Tentu saja, akulah yang membuat proposal ini, tapi kami harus berbohong tentang ide siapa seluruh sandiwara ini untuk memastikan keselamatanku. Gelang yang Yu dan aku kenakan adalah alat ajaib yang disediakan oleh Lilly yang memungkinkan kami mengambil bentuk ilusi. Benda-benda itu bukanlah peninggalan yang dimiliki oleh Gereja, melainkan milik pribadinya.

Sementara itu, penonton mulai mendapatkan idenya.

“Apa maksudmu? Bukankah itu Pangeran Yu?”

“Tapi dia perempuan.”

“Pangeran Yu adalah seorang perempuan…?”

Namun, obrolan mereka tiba-tiba berhenti. Masyarakat sudah kehilangan suara.

Kerja bagus, Misha. Dia tetap bersembunyi, tapi kami berhutang momen ini padanya. Hanya dia yang mampu membungkam kerumunan orang sebanyak itu.

“Saya sangat menyesal telah menyesatkan Anda semua, tapi inilah wujud asli saya.” Sekarang, satu-satunya suara yang bisa didengar siapa pun hanyalah suara Yu—juga karya Misha. “Saya telah menipu seluruh kerajaan. Sebenarnya aku adalah seorang perempuan. Saya tidak akan lagi berbohong kepada Anda, atau kepada diri saya sendiri. Aku ingin menjalani sisa hari-hariku sebagai diriku yang sebenarnya, gadis yang kamu lihat di hadapanmu.”

Riche menggerakkan mulutnya, berusaha mati-matian untuk berbicara, tetapi tidak ada kata yang keluar dari bibirnya. Salas juga berusaha keras untuk memberikan perintah kepada bawahannya, tapi dia tidak bisa bersuara, jadi semoga dia beruntung!

“Umatku, mohon maafkan aku,” kata Yu. “Sebagai balasan atas penipuan yang saya lakukan selama bertahun-tahun, saya dengan ini melepaskan jabatan saya dalam garis suksesi.”

Saat Yu mengatakan ini, ratu pingsan. Tampaknya, keterkejutannya terlalu besar baginya.

Pada saat itu, suara semua orang akhirnya kembali terdengar. Kekacauan terjadi di sekelilingku.

“Ini ulahmu, Rae Taylor,” kata Raja l’Ausseil padaku. Entah kenapa, nadanya tidak menuduh tapi lembut.

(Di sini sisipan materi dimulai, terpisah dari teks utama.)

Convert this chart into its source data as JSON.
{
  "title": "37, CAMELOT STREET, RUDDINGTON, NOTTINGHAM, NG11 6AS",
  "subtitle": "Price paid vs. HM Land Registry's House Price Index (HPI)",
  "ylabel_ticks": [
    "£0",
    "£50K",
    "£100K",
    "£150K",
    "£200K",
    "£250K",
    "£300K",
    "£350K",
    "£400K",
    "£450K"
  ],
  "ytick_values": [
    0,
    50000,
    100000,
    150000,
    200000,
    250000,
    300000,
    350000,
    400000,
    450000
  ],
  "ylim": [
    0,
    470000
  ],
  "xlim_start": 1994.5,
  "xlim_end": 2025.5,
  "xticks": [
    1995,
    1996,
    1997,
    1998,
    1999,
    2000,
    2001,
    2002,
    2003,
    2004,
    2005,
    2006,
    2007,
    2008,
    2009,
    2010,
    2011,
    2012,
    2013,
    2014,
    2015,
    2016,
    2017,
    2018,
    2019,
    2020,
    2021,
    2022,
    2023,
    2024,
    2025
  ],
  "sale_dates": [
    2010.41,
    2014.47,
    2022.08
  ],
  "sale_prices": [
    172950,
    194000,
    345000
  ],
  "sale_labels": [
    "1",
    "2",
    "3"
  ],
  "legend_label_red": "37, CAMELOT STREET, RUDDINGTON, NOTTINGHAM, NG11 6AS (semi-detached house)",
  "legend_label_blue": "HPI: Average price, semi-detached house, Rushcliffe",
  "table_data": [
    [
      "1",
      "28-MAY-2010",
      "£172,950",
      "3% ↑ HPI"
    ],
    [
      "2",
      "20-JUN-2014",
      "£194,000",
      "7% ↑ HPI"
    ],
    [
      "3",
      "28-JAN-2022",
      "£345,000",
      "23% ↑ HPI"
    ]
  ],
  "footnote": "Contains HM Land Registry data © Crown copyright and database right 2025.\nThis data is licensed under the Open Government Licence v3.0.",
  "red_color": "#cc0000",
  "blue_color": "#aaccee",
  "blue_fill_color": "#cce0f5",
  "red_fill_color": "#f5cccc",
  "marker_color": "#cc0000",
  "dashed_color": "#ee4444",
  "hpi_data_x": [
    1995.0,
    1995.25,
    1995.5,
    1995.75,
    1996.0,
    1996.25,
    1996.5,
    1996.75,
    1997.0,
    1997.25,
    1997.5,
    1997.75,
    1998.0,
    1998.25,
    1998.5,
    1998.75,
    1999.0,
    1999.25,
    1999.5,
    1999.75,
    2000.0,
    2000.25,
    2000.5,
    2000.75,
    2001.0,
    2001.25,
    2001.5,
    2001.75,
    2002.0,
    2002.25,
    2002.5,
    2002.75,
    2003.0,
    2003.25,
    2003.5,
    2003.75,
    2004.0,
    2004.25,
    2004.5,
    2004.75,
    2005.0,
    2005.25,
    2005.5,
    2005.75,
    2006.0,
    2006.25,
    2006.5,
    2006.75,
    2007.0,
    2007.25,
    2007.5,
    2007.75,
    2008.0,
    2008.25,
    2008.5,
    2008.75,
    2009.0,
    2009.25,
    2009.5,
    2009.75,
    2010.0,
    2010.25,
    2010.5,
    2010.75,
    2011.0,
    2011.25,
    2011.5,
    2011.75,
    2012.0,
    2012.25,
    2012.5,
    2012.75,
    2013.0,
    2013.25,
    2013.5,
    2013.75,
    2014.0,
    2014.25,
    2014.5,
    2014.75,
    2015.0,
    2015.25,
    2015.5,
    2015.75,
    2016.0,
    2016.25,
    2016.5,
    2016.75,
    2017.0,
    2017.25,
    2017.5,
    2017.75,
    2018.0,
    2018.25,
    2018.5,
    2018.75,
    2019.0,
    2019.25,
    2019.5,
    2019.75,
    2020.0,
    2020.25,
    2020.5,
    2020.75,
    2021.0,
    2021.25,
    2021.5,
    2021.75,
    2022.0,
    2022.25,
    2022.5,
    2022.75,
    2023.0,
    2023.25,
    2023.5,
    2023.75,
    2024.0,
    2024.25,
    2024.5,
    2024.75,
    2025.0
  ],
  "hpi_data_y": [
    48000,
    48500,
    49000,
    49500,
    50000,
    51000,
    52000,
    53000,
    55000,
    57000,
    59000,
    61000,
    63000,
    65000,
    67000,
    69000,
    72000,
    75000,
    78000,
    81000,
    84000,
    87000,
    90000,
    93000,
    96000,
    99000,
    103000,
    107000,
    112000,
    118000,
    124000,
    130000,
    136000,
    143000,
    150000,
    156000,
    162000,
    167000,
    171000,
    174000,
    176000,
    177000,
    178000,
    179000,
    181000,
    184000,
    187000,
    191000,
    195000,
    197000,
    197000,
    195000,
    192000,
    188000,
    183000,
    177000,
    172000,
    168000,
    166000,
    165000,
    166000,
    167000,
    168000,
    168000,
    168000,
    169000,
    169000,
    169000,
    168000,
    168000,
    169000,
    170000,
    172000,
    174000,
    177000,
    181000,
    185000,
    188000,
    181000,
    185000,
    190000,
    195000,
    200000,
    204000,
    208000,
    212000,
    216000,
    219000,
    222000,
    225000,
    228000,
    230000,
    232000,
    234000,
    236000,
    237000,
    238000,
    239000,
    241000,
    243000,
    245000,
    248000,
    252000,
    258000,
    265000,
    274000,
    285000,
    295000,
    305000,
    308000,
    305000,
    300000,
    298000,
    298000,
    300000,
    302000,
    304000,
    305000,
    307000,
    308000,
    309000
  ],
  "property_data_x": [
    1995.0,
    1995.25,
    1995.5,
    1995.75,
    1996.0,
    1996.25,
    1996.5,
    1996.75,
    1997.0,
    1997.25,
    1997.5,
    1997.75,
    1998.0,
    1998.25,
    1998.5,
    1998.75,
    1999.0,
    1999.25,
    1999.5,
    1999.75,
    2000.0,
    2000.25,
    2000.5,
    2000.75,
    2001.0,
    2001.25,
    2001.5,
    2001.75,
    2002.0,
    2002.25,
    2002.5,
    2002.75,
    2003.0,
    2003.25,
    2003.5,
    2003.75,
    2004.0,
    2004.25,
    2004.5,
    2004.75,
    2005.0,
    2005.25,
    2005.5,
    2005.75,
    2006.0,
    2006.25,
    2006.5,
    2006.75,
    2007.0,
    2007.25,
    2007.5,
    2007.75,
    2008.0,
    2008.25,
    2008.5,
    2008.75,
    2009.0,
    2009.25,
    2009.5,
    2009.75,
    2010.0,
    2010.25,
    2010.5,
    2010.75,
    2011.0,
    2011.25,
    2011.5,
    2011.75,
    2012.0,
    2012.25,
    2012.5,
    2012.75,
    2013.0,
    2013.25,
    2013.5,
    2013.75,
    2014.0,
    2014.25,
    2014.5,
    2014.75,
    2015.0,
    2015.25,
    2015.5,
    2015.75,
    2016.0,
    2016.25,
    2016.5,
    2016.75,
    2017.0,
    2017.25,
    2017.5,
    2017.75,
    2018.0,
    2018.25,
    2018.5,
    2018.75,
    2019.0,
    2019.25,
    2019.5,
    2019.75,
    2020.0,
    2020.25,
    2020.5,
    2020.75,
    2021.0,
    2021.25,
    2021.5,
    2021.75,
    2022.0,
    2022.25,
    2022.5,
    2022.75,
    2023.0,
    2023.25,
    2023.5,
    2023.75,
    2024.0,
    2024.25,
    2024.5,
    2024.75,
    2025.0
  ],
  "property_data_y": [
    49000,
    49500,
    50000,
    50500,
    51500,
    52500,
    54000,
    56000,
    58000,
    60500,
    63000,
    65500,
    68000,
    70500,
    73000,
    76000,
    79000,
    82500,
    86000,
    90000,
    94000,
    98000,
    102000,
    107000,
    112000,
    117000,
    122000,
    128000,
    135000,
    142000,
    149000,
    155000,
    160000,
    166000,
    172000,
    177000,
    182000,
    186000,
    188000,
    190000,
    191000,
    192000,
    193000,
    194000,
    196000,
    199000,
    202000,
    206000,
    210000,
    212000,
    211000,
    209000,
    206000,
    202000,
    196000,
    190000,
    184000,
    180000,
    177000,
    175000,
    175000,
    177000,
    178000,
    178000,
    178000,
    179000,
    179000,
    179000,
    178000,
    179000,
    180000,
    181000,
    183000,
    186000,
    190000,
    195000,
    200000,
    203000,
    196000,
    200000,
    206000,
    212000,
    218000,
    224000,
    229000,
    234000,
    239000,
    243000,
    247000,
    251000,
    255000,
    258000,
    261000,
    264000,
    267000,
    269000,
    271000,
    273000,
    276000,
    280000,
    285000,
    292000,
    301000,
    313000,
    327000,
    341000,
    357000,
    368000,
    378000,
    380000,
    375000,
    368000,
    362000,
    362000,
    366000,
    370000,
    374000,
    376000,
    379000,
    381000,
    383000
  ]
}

“Apa maksudmu?” Saya bilang.

“Yah… aku yakin kamu tidak tahu apa-apa tentang itu. Tidak ada sama sekali,” kata Raja l’Ausseil sambil tertawa kecut. “Pada akhirnya, mungkin lebih baik begini.”

Dan setelah itu, raja pergi sambil hanya berkata, “Salas, urus ini.”

“Hmph,” Salas bergegas memberi perintah kepada bawahannya.

Saya ditangkap.

 

***

 

“Kamu terlihat lebih baik dari yang kukira,” kata Claire.

“Itu karena kamu datang mengunjungiku,” jawabku. Pemandangan wajahnya membuatku senang. Aku berharap bisa menjangkau melalui jeruji untuk memeluknya.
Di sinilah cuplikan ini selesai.